Le magazine Wire a interrogé plusieurs conservateurs des archives sonores de la British Library, dont Cheryl Tipp (à partir de la 6e minute)
Que peut-on découvrir dans le département « nature & environnement » que vous dirigez ?
La collection rassemble à ce jour plus de 160 000 enregistrements d’oiseaux, de mammifères, d’amphibiens, de reptiles, d’invertébrés et de poissons enregistrés sur les sept continents, mais aussi un large ensemble de paysages sonores, des forêts pluviales d’Amérique du Sud aux horizons gelés du cercle polaire arctique. La majorité de ces enregistrements n’a jamais été publiée, mais nous conservons également la totalité des éditions commercialisées de sons animaux, du premier disque réalisé en 1910 jusqu’à nos jours.
Quels moyens utilisez-vous pour diffuser et mettre en valeur les enregistrements de vos collections ?

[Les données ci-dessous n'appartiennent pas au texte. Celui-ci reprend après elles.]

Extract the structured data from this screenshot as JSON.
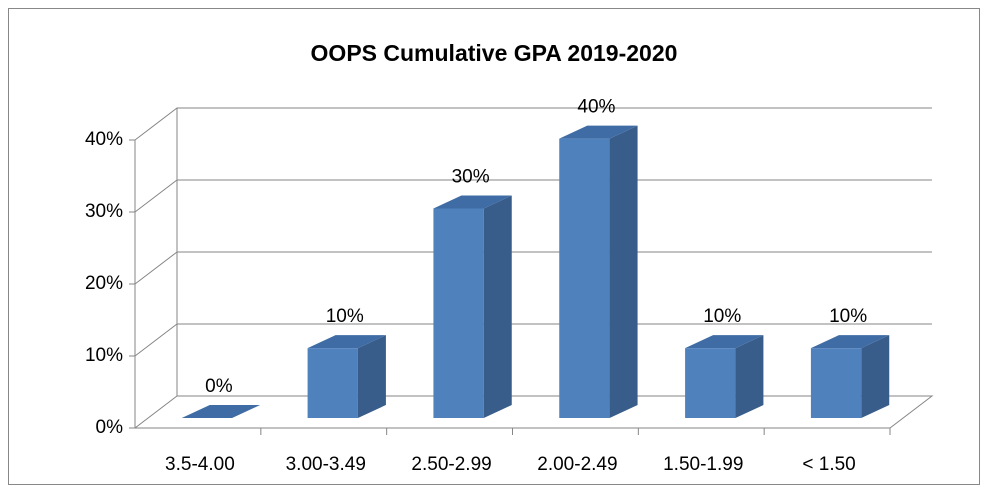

Pour moi, les médias sociaux sont un outil formidable. Twitter, Facebook et les blogs permettent facilement d’échanger avec des passionnés qui partagent le même intérêt pour le son ou qui souhaitent mieux connaître les trésors dont regorgent nos archives disponibles en ligne. Mais ce n’est qu’une petite partie de notre collection. Plus de 1.5 million d’enregistrements sont en attente de numérisation ! D’après nos estimations, au moins 15 ans seraient nécessaires pour numériser toutes ces archives. Nous sommes actuellement en recherche de financement afin de commencer ce vaste chantier, mais la principale contrainte reste la disponibilité des équipements et le personnel. De nombreux formats analogiques sont désormais obsolètes et il est de plus de plus difficile de trouver les outils adaptés à la numérisation de certains artefacts qui risquent de disparaître à jamais.
Le plus ancien des sons que nous a aimablement prêtés Cheryl Tipp a été enregistré en 1937 par Ludwig Koch, un des pionniers de ce qu’on appelle aujourd’hui l’audionaturalisme.
Le blog Sound & Vision est-il un des vecteurs d’incitation du public à tendre l’oreille ?
Sound & Vision est d’abord un blog qui permet aux commissaires des archives sonores d’écrire sur leurs domaines de recherche. C’est une manière d’informer le public, mais aussi de l’inciter à participer à différents projets. En avril dernier, nous avons invité des preneurs de son à s’inspirer d’une des millions d’images publiées par la British Library dans le domaine public. Plusieurs artistes se sont pris au jeu et les créations sonores ont été postées sur le blog Sound & Vision. Une de mes préférées est signée par l’artiste australien Jay-Dea Lopez qui a été séduit par une illustration d’un livre du XIXe siècle, Babylon Electrified.
Les archives sonores peuvent être une grande source d’inspiration. Prêtez l’oreille aux collections et vous pourrez vous faire une idée de la richesse des matériaux dont nous disposons. Concernant la création, les droits d’auteurs peuvent parfois être un frein à l’utilisation ou la réappropriation étant donné l’âge relativement récent de certains enregistrements, mais dans tout ce qui est disponible, il y a des choses pour tout le monde.